Courts in the United States continue to recognise litigation finance as part and parcel of legal proceedings, and no additional legislation at the federal or state level is likely in the next 12 months. Additional disclosure requirements could emerge in some states.
12 Tips and traps
12.1 What would be your recommendations for the smooth progress of funded litigation in your jurisdiction and what potential pitfalls would you highlight?
By far the most important success factor for litigants and law firms considering legal finance is choosing the right legal finance partner. The United States has a robust market for legal finance, with several respected pure-play commercial legal finance providers as well as large multi-strategy providers for which legal finance is an offering. However, not all legal finance partners are the same. New users of legal finance should be cautious, for example, not to choose simply on the basis of price. Pricing is important; but it is also crucial that law firms and their clients understand that legal finance is not ‘commodity capital', and that the decision on a legal finance partner (like a law firm partner) should be based on many other factors. These include the following:
- Scale: The legal finance provider must have sufficient resources to provide the necessary capital, and that capital must be readily available through the duration of the case.

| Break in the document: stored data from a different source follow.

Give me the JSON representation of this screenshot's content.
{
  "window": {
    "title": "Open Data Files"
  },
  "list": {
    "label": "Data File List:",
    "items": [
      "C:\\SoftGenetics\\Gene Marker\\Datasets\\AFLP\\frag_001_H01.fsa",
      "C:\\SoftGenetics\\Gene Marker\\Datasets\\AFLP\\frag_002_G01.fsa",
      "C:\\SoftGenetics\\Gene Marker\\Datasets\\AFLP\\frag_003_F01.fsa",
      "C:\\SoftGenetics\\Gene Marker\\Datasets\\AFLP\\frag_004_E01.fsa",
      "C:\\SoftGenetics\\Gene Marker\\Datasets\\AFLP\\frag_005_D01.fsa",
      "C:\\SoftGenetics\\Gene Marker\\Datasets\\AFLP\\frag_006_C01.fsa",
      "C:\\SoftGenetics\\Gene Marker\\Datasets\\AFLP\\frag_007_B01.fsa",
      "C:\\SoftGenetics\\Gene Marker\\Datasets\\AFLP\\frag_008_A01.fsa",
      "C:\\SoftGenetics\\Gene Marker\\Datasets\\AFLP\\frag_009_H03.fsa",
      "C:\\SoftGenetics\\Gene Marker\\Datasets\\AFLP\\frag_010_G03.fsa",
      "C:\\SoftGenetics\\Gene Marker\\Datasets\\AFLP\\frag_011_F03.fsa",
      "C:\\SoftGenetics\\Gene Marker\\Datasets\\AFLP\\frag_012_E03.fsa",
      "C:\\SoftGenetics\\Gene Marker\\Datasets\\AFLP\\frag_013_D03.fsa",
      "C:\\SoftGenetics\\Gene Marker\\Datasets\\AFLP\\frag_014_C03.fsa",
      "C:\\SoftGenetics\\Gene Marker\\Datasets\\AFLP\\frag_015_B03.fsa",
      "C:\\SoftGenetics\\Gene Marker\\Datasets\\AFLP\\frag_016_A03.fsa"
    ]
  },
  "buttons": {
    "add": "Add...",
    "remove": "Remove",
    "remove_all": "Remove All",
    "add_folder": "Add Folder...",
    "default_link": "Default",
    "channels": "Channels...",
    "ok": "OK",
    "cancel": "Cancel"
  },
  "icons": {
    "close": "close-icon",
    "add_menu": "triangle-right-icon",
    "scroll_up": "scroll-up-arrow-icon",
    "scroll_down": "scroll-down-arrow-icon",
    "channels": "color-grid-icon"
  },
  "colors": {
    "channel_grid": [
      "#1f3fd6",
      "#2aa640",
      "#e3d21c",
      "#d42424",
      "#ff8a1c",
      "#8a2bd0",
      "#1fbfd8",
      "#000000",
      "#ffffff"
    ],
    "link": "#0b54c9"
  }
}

- Team and expertise: Legal finance providers with expertise, experience and proprietary data can add value beyond the capital they provide.
- Professionalism and transparency: Listed companies function as conventional operating businesses with perpetual life and their own balance sheets. Working with a finance provider that has access to its own permanent capital helps to ensure the process moves swiftly and smoothly when timing is critical.
- In-house diligence: Legal finance providers that can conduct diligence in-house are often nimbler, respond more quickly and close transactions efficiently.
Clients seeking financing can aid the funding process in four important ways:
- Organise documents: Active diligence requires review of the key documents underlying the dispute as well as financial information about the businesses involved. Legal finance providers work more efficiently when clients provide documentation quickly.
- Be responsive: Clients can aid the process by responding quickly to questions and document requests – a commitment that legal finance providers make in turn.
- Understand the risk profile of the case: Legal finance providers are in the business of taking risk, but different funders invest in cases with different risk profiles and may have a differing risk tolerance.
- Prepare a realistic budget: A realistic, conservative budget through trial that does not assume early settlement is required. Legal finance providers may reject good cases because the ratio of financing to expected return is too narrow.
The content of this article is intended to provide a general guide to the subject matter. Specialist advice should be sought about your specific circumstances.